A suscitare la maggiore preoccupazione sono proprio i pozzi privati non dotati di adeguato sistema di filtrazione. Il primo provvedimento di chiusura di un pozzo privato di un allevamento nel vicentino, secondo il giornale L’Arena, risale al 2 novembre 2016 ed è firmato dal sindaco di Cologna. Si tratta di un segnale poco incisivo visto che in zona ci sono migliaia di pozzi privati utilizzati da famiglie e allevamenti. Nel mese di gennaio 2016, dopo i risultati delle analisi sulla presenza di Pfas nella catena alimentare, ci fu un’infuocata riunione della Commissione tecnica regionale. I partecipanti alla riunione non erano d’accordo su quale struttura avesse la competenza in materia di tutela igienico-sanitaria degli alimenti.
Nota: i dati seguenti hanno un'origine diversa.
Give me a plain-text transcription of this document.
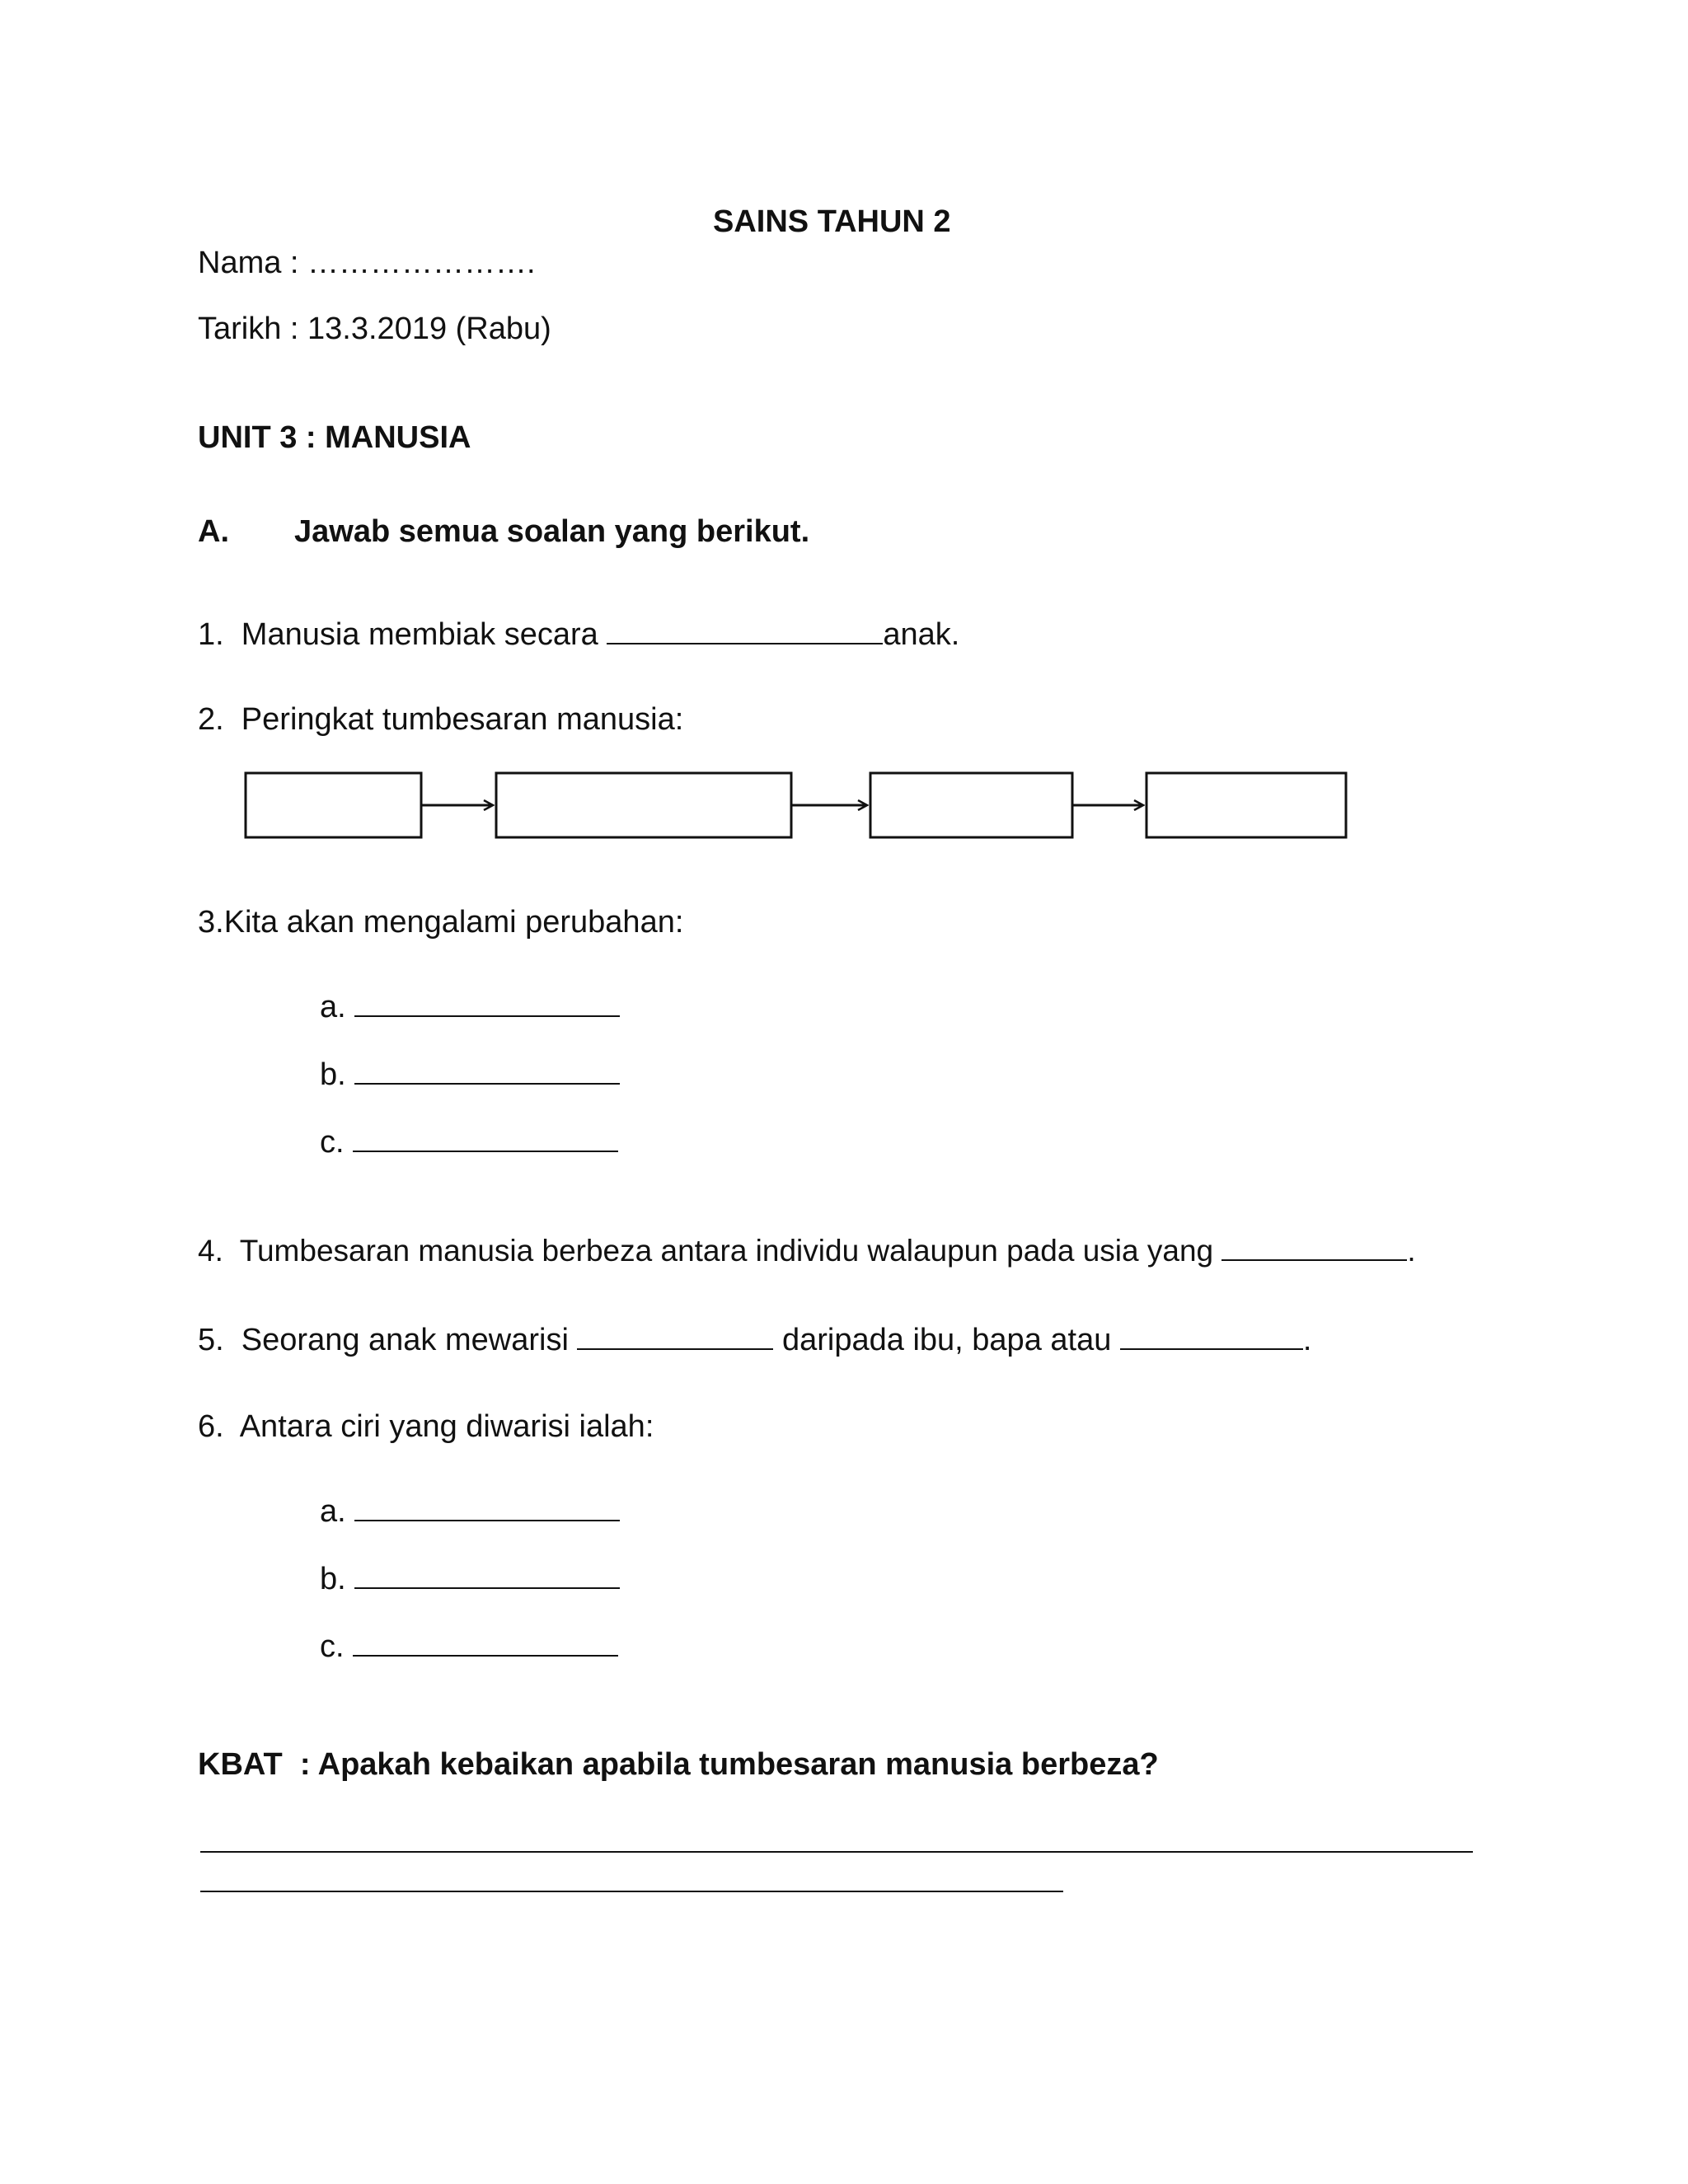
SAINS TAHUN 2
Nama : ………………….
Tarikh : 13.3.2019 (Rabu)
UNIT 3 : MANUSIA
A. Jawab semua soalan yang berikut.
1.  Manusia membiak secara	anak.
2.  Peringkat tumbesaran manusia:
3.Kita akan mengalami perubahan:
a.
b.
c.
4.  Tumbesaran manusia berbeza antara individu walaupun pada usia yang	.
5.  Seorang anak mewarisi	daripada ibu, bapa atau	.
6.  Antara ciri yang diwarisi ialah:
a.
b.
c.
KBAT  : Apakah kebaikan apabila tumbesaran manusia berbeza?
Dal verbale emerge che i campioni di alimenti sono stati prelevati tra il novembre 2014 e il giugno 2015, mentre i risultati sono stati resi noti solo a settembre 2015. In caso di emergenza sanitaria pubblica, le analisi dovrebbero essere fatte immediatamente, in modo da adottare tempestivamente le misure necessarie. Come mai questo ritardo? Sembra che l’Istituto Zooprofilattico Sperimentale delle Venezie non abbia avuto subito i finanziamenti necessari per queste analisi. I campioni sono quindi stati congelati e poi analizzati. Inoltre ogni azienda sanitaria aveva effettuato il campionamento secondo criteri propri, senza fornire le informazioni sufficienti e necessarie per la corretta interpretazione dei risultati. I campioni sono stati distrutti dopo le analisi. Morale: i dati presentati sono stati additati come inaffidabili e allarmistici.
La questione è tuttora aperta: nella trasmissione delle Iene si è parlato del coinvolgimento in questa storia di “un grosso gruppo della grande distribuzione, che tutti noi conosciamo”, di cui non è stato rivelato il nome. Il consigliere regionale veneto Andrea Zanoni (Pd) ha presentato un’interrogazione urgente alla Giunta regionale, chiedendo che venga reso noto ai consumatori il nome di questo grande gruppo, ma non ha ancora ricevuto risposta.
Buongiorno.
Non ho seguito la trasmissione citata nell’articolo, e chiedo gentilmente a voi di spiegarmi quanto segue:
– è possibile rilevare la presenza di queste sostanze nell’organismo umano? Se si, come?
– se una persona si ammala di una patologia potenzialmente riconducibile all’assunzione di sostanze Pfas delle quali, pur essendo ben nota la tossicità, non si effettua per legge nessun controllo nella catena alimentare, contro chi può attualmente rivalersi?
Grazie e distinti saluti,
Alberto
le solite cose all’italiana, senza nessuno che s’assuma responsabilità… intanto che si fa?
Non mi fido più di quello che mi raccontano ! Mi sono installato in casa un impianto ad osmosi inversa (buono) e non ci penso più !
E’ sicuro di eliminare i Pfas con l’impianto ad osmosi inversa?